Ian Hannam was appealing a decision notice handed down by the regulator in February 2012 whereby he was fined £450,000 for two instances of market abuse including improper disclosure.
The Upper Tribunal announced today (28 May) it has upheld the FCA’s decision, following five days of hearing during July 2013 and October 2013, however the judgement said “the issue of the appropriate penalty to impose is to be dealt with on a later occasion”.
Mr Hannam can appeal this judgement.
The tribunal found that Mr Hannam had engaged in two instances of market abuse by disclosing inside information other than in the “proper course of his employment in two emails dated 9 September and 8 October 2008”.

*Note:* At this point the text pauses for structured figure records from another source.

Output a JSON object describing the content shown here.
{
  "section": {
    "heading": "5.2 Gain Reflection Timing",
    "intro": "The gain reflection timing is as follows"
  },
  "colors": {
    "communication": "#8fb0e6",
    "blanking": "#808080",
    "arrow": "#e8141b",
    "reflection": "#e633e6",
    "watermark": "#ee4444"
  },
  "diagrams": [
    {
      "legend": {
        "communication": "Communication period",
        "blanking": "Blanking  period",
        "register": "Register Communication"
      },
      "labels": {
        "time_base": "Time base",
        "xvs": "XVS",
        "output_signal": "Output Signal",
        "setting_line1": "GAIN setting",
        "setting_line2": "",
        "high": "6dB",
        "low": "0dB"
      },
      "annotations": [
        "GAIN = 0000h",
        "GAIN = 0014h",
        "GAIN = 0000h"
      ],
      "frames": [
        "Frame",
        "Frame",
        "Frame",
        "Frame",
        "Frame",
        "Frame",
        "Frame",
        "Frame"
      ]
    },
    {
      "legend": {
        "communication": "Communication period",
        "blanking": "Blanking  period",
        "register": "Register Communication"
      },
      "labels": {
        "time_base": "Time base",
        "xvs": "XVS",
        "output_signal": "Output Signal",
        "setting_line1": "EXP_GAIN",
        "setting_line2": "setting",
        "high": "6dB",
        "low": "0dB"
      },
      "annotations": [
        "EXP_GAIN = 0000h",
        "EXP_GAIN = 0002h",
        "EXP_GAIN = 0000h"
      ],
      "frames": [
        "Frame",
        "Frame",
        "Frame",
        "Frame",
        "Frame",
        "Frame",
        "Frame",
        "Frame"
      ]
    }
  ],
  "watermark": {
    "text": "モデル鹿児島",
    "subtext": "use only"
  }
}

The FSA’s decision notice said the emails to a prospective client contained inside information relating to Heritage Oil Plc, an existing JP Morgan client for which Mr Hannam was the lead adviser.

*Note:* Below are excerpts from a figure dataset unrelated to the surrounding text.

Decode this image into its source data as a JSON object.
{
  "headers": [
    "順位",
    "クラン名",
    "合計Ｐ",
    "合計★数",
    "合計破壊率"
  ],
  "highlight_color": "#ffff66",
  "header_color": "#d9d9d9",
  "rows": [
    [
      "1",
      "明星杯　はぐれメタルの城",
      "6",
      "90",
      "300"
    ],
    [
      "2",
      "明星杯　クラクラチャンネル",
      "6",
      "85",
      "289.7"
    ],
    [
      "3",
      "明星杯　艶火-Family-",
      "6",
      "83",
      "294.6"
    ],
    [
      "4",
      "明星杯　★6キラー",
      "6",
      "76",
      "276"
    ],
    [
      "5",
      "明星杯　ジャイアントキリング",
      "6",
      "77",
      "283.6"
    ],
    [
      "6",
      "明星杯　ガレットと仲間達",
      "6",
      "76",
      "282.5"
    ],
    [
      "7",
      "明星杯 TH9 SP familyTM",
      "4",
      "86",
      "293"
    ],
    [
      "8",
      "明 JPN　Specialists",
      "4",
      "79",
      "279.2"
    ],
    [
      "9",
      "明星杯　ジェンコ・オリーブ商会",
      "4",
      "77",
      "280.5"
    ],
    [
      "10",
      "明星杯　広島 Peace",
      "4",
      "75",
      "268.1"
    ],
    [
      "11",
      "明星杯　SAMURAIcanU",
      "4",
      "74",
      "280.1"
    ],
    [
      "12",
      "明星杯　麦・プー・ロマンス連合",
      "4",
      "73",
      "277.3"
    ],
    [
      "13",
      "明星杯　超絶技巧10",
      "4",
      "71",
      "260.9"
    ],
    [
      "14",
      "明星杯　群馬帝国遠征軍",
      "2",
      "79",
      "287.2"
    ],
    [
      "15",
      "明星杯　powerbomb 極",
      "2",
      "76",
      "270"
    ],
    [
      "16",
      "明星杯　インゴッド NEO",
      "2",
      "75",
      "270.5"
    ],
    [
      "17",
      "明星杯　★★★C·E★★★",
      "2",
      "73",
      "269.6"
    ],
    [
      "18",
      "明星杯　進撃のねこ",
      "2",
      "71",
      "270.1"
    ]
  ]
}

In its decision, the tribunal said: “Mr Hannam’s actions in sending both the September email and the October email constituted behaviour falling within section 118(3) of the Financial Services and Markets Act 5 2000. He was thereby engaged in market abuse.”
The tribunal also commented on the standards of behaviour it expected of professional advisers when handling inside information.
It said: “We consider that it could never be in the proper course of a person’s employment for him to disclose inside information to a third party, where he knows that his employer and client would not consent to the public disclosure of that information, unless he knows that the recipient is under a duty of confidentiality and that he knows that the recipient understands that to be the case.”
It was not part of the authority’s case that Mr Hannam deliberately set out to commit market abuse or that Mr Hannam lacked honesty or integrity.